A new list of corporate tax havens has named Jersey as the seventh most "aggressive" in the world.
The Tax Justice Network created the ranking by assigning a "haven score" based on 20 different criteria.
Both Jersey and Guernsey scored 98 out of a possible 100, putting them "up there with the worst".
The top three are the British Virgin Islands, Bermuda and the Cayman Islands, with Guernsey in 15th place and the Isle of Man in 17th.
A spokesperson for the Government of Jersey said they were "fully compliant" with standards set by "independent global bodies".
Jersey was higher than Guernsey because of a larger volume of foreign direct investment.
A spokesperson for Guernsey's government said the index "lacks credibility" and the island is "part of the solution in the fight against financial crime".
The Tax Justice Network is calling for a shift towards "unitary taxation", which would mean corporations are taxed where they do business rather than where they have headquarters.
John Christensen, a director at the pressure group, said the proposals represented "radical departure", but that he felt there is growing recognition of a need for change.
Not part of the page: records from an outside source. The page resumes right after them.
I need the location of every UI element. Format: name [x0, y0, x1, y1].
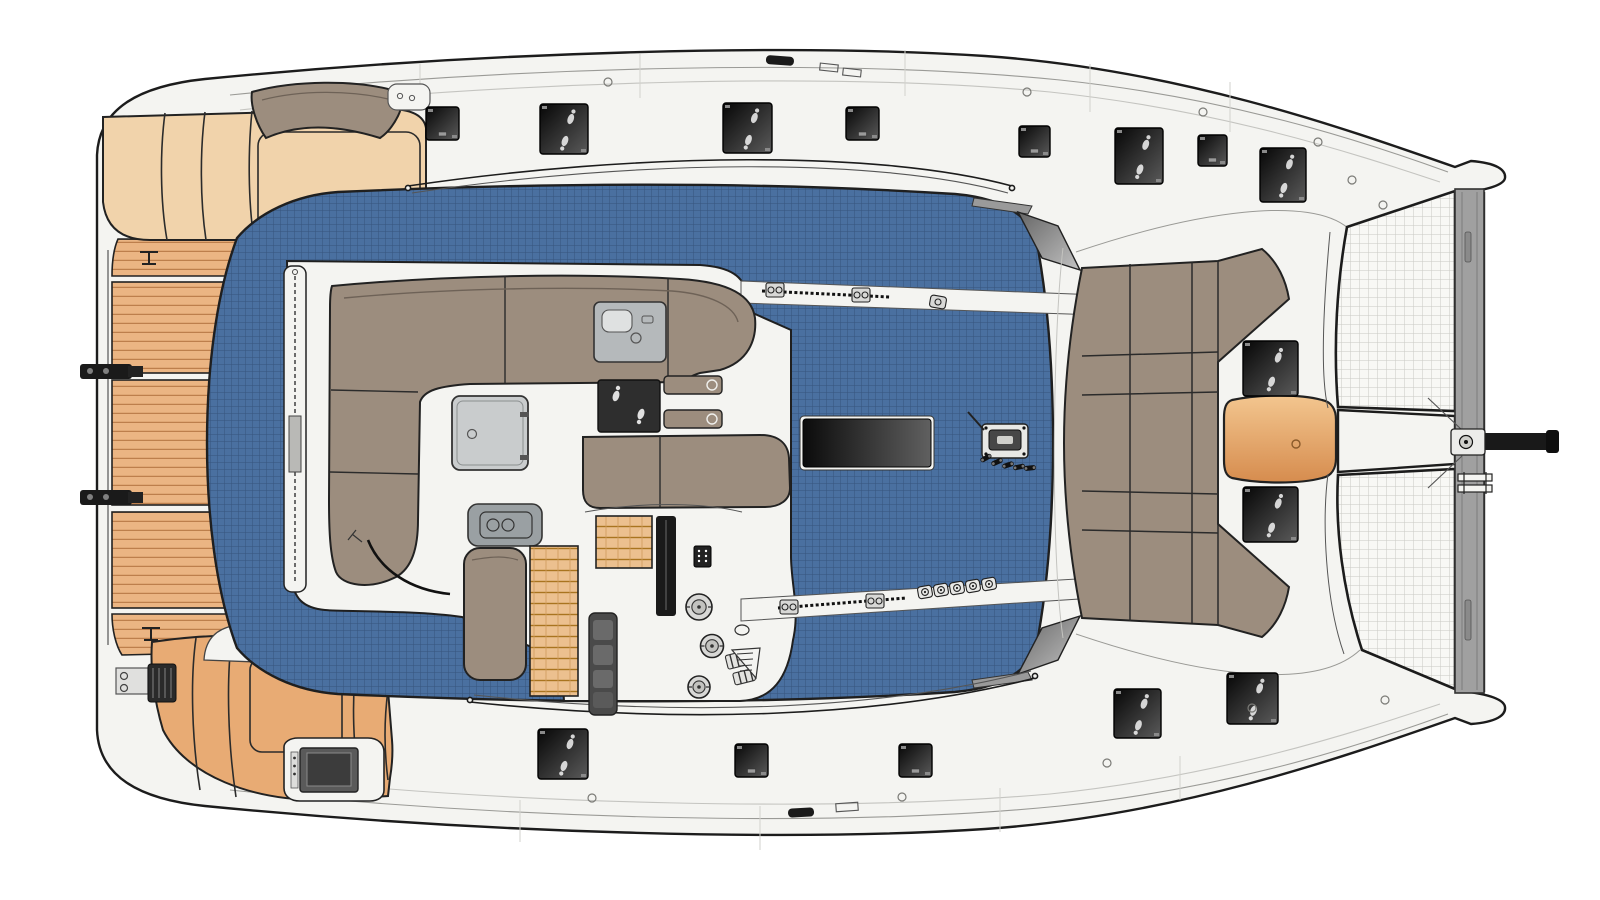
teak-grate-small [596, 516, 652, 568]
aft-cleat-pod [388, 84, 430, 110]
deck-organizer [917, 585, 933, 599]
deck-hatch-large [540, 104, 588, 154]
teak-grate-large [530, 546, 578, 696]
winch [688, 676, 710, 698]
deck-hatch-large [1243, 487, 1298, 542]
deck-hatch-large [1227, 673, 1278, 724]
control-keypad [694, 546, 711, 567]
deck-hatch-large [1114, 689, 1161, 738]
deck-hatch-small [735, 744, 768, 777]
companionway-steps [598, 380, 660, 432]
deck-hatch-small [1019, 126, 1050, 157]
deck-hatch-large [1243, 341, 1298, 396]
galley-module [594, 302, 666, 362]
helm-bench [583, 435, 790, 508]
helm-seat [464, 548, 526, 680]
cockpit-table [452, 396, 529, 470]
sliding-door-track [284, 266, 306, 592]
door-car [289, 416, 301, 472]
side-steps-down [589, 613, 617, 715]
deck-plan-canvas: Catamaran sailboat deck plan - overhead … [0, 0, 1600, 900]
deck-hatch-large [1115, 128, 1163, 184]
deck-hatch-small [899, 744, 932, 777]
bow-walkway [1338, 410, 1455, 472]
deck-hatch-large [538, 729, 588, 779]
saloon-skylight [800, 416, 934, 470]
deck-organizer [981, 577, 997, 591]
trampoline-port [1336, 191, 1455, 411]
deck-hatch-small [1198, 135, 1227, 166]
forward-cockpit-table [1224, 396, 1336, 483]
mooring-cleat-bottom [788, 807, 814, 817]
deck-hatch-large [723, 103, 772, 153]
deck-hatch-small [846, 107, 879, 140]
deck-hatch-small [426, 107, 459, 140]
deck-organizer [933, 583, 949, 597]
display-console [284, 738, 384, 801]
sink-console [468, 504, 542, 546]
deck-hatch-large [1260, 148, 1306, 202]
deck-plan-page: Catamaran sailboat deck plan - overhead … [0, 0, 1600, 900]
galley-sink [602, 310, 632, 332]
winch [701, 635, 724, 658]
deck-organizer [965, 579, 981, 593]
deck-organizer [949, 581, 965, 595]
winch [686, 594, 712, 620]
He also said that the Channel Islands must "take account" of the shift as they could be left "high and dry".
The new index contradicts the European Union's removal of the Channel Islands from their tax haven "grey list" in March.
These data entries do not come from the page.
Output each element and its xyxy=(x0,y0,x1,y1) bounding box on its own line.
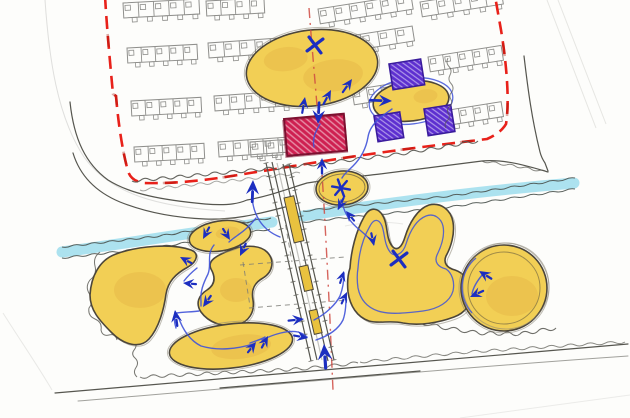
vegetation-squiggle xyxy=(360,342,625,363)
faint-bottomright-line xyxy=(460,395,630,418)
meadow-blob-right xyxy=(348,204,473,326)
road-topright-a xyxy=(547,0,596,128)
avenue-tick xyxy=(296,203,301,204)
housing-row xyxy=(123,0,200,22)
housing-row xyxy=(131,97,202,120)
road-topright-b xyxy=(558,0,606,124)
sketch-page xyxy=(0,0,630,418)
avenue-tick xyxy=(264,162,269,163)
movement-arrow xyxy=(246,180,260,202)
avenue-tick xyxy=(291,281,296,282)
site-plan-sketch-canvas xyxy=(0,0,630,418)
meadow-circle-right xyxy=(459,243,549,333)
avenue-tick xyxy=(323,320,328,321)
avenue-tick xyxy=(273,202,278,203)
road-bottom-a xyxy=(55,344,628,393)
avenue-tick xyxy=(305,242,310,243)
avenue-tick xyxy=(308,255,313,256)
faint-corner-line xyxy=(3,313,52,390)
avenue-tick xyxy=(314,281,319,282)
avenue-tick xyxy=(290,177,295,178)
meadow-ellipse-large xyxy=(240,20,385,116)
avenue-tick xyxy=(311,268,316,269)
movement-arrow xyxy=(336,270,349,285)
flow-line xyxy=(184,268,197,281)
purple-plot-2 xyxy=(374,112,404,142)
avenue-tick xyxy=(317,294,322,295)
housing-row xyxy=(318,0,414,28)
avenue-tick xyxy=(288,268,293,269)
avenue-tick xyxy=(282,242,287,243)
avenue-tick xyxy=(276,215,281,216)
avenue-tick xyxy=(285,255,290,256)
avenue-tick xyxy=(294,294,299,295)
housing-row xyxy=(420,0,504,21)
road-bottom-dark xyxy=(220,371,420,388)
avenue-tick xyxy=(293,190,298,191)
housing-row xyxy=(134,143,205,166)
housing-row xyxy=(428,45,504,76)
avenue-tick xyxy=(297,308,302,309)
avenue-tick xyxy=(270,189,275,190)
housing-row xyxy=(127,44,198,67)
avenue-tick xyxy=(302,229,307,230)
housing-row xyxy=(206,0,265,20)
avenue-tick xyxy=(329,346,334,347)
avenue-tick xyxy=(309,360,314,361)
purple-plot-1 xyxy=(389,59,425,90)
avenue-tick xyxy=(320,307,325,308)
avenue-tick xyxy=(287,163,292,164)
meadow-blob-left xyxy=(90,246,198,346)
road-bottom-b xyxy=(78,356,628,401)
avenue-tick xyxy=(279,228,284,229)
purple-plot-3 xyxy=(424,105,455,136)
edge-right-sketch xyxy=(524,56,548,171)
flow-line xyxy=(177,311,199,313)
avenue-median-strip-3 xyxy=(309,309,322,334)
avenue-tick xyxy=(306,347,311,348)
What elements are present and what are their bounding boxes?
However Mr Christensen said that the EU system was "flawed from the start", and that they would not blacklist it's own members or their dependencies.
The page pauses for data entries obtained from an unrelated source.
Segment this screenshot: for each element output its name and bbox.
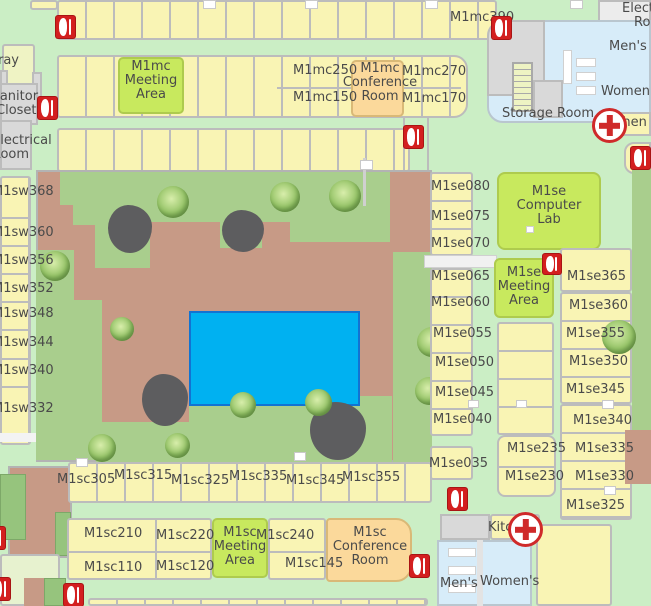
wall — [499, 466, 554, 468]
fire-extinguisher-icon[interactable] — [492, 17, 511, 39]
door-marker — [570, 0, 583, 9]
fixture — [563, 50, 572, 84]
wall — [155, 520, 157, 578]
utility-room — [440, 514, 490, 540]
tree-icon — [329, 180, 361, 212]
room-m1se-computer-lab[interactable] — [497, 172, 601, 250]
fire-extinguisher-icon[interactable] — [543, 254, 561, 274]
fire-extinguisher-icon[interactable] — [404, 126, 423, 148]
fire-extinguisher-icon[interactable] — [56, 16, 75, 38]
tree-icon — [157, 186, 189, 218]
room-janitor-closet[interactable] — [0, 83, 38, 125]
room-m1se035[interactable] — [430, 446, 473, 480]
fire-extinguisher-icon[interactable] — [0, 578, 10, 600]
door-marker — [604, 486, 616, 495]
courtyard-lawn-left — [36, 300, 102, 460]
room-m1mc-conference[interactable] — [351, 60, 404, 117]
tree-icon — [305, 389, 332, 416]
door-marker — [305, 0, 318, 9]
fire-extinguisher-icon[interactable] — [410, 555, 429, 577]
wall — [69, 551, 210, 553]
rooms-column-m1se-300s[interactable] — [560, 404, 632, 520]
wall — [477, 540, 483, 606]
poi-marker — [526, 226, 534, 233]
wall — [2, 245, 28, 247]
room-m1sc-meeting-area[interactable] — [212, 518, 268, 578]
first-aid-cross-icon[interactable] — [508, 512, 543, 547]
door-marker — [468, 400, 479, 408]
wall — [270, 551, 324, 553]
room-m1sc-conference[interactable] — [326, 518, 412, 582]
fire-extinguisher-icon[interactable] — [631, 147, 650, 169]
door-marker — [203, 0, 216, 9]
room-block[interactable] — [536, 524, 612, 606]
wall — [2, 329, 28, 331]
door-marker — [602, 400, 614, 409]
stairs-icon — [512, 62, 533, 112]
wall — [427, 118, 429, 172]
room-electrical[interactable] — [0, 120, 32, 170]
wall — [2, 273, 28, 275]
fixture — [448, 566, 476, 575]
door-marker — [425, 0, 438, 9]
tree-icon — [110, 317, 134, 341]
rooms-column-m1se[interactable] — [430, 172, 473, 256]
fixture — [448, 548, 476, 557]
rooms-block-m1sc[interactable] — [67, 518, 212, 580]
fixture — [576, 58, 596, 67]
fixture — [576, 86, 596, 95]
tree-icon — [602, 320, 636, 354]
hallway — [424, 255, 497, 268]
door-marker — [360, 160, 373, 170]
patio-right-edge — [625, 430, 651, 484]
rooms-block-m1se-200s[interactable] — [497, 435, 556, 497]
planter — [44, 578, 66, 606]
wall — [2, 217, 28, 219]
rooms-strip-top-3[interactable] — [57, 128, 410, 172]
courtyard-lawn-right — [393, 252, 432, 462]
wall — [2, 386, 28, 388]
rooms-column-m1se[interactable] — [430, 268, 473, 436]
tree-icon — [270, 182, 300, 212]
fixture — [448, 584, 476, 593]
rooms-strip[interactable] — [88, 598, 428, 606]
patio-annex — [24, 578, 44, 606]
room-m1mc-meeting-area[interactable] — [118, 57, 184, 114]
rooms-column-m1sw[interactable] — [0, 176, 31, 445]
rooms-strip-m1sc-300s[interactable] — [68, 462, 432, 503]
tree-icon — [230, 392, 256, 418]
fixture — [576, 72, 596, 81]
tree-icon — [88, 434, 116, 462]
room-m1se365[interactable] — [560, 248, 632, 292]
fire-extinguisher-icon[interactable] — [38, 97, 57, 119]
wall — [2, 358, 28, 360]
door-marker — [294, 452, 306, 461]
rooms-column-m1se-mid[interactable] — [497, 322, 554, 435]
room-storage[interactable] — [533, 80, 563, 118]
fire-extinguisher-icon[interactable] — [448, 488, 467, 510]
pool — [189, 311, 360, 406]
door-marker — [76, 458, 88, 467]
room-block[interactable] — [30, 0, 58, 10]
tree-icon — [40, 251, 70, 281]
lawn-right-edge — [632, 168, 651, 430]
fire-extinguisher-icon[interactable] — [64, 584, 83, 606]
tree-icon — [165, 433, 190, 458]
wall — [2, 301, 28, 303]
fire-extinguisher-icon[interactable] — [0, 527, 5, 549]
door-marker — [516, 400, 527, 408]
rooms-block-m1sc[interactable] — [268, 518, 326, 580]
first-aid-cross-icon[interactable] — [592, 108, 627, 143]
floor-plan-map[interactable]: M1mc390 M1mc250 M1mc150 M1mc270 M1mc170 … — [0, 0, 651, 606]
An EU Commission spokesperson said that, by international standards, no member state can be described as a tax haven and the criteria for non-EU countries is the same.
Their process had proven to be a "true success", with many jurisdictions adapting to international standards, they added.
A UK government spokesperson described tacking tax avoidance as a "priority" and said they had been at the "forefront of international action".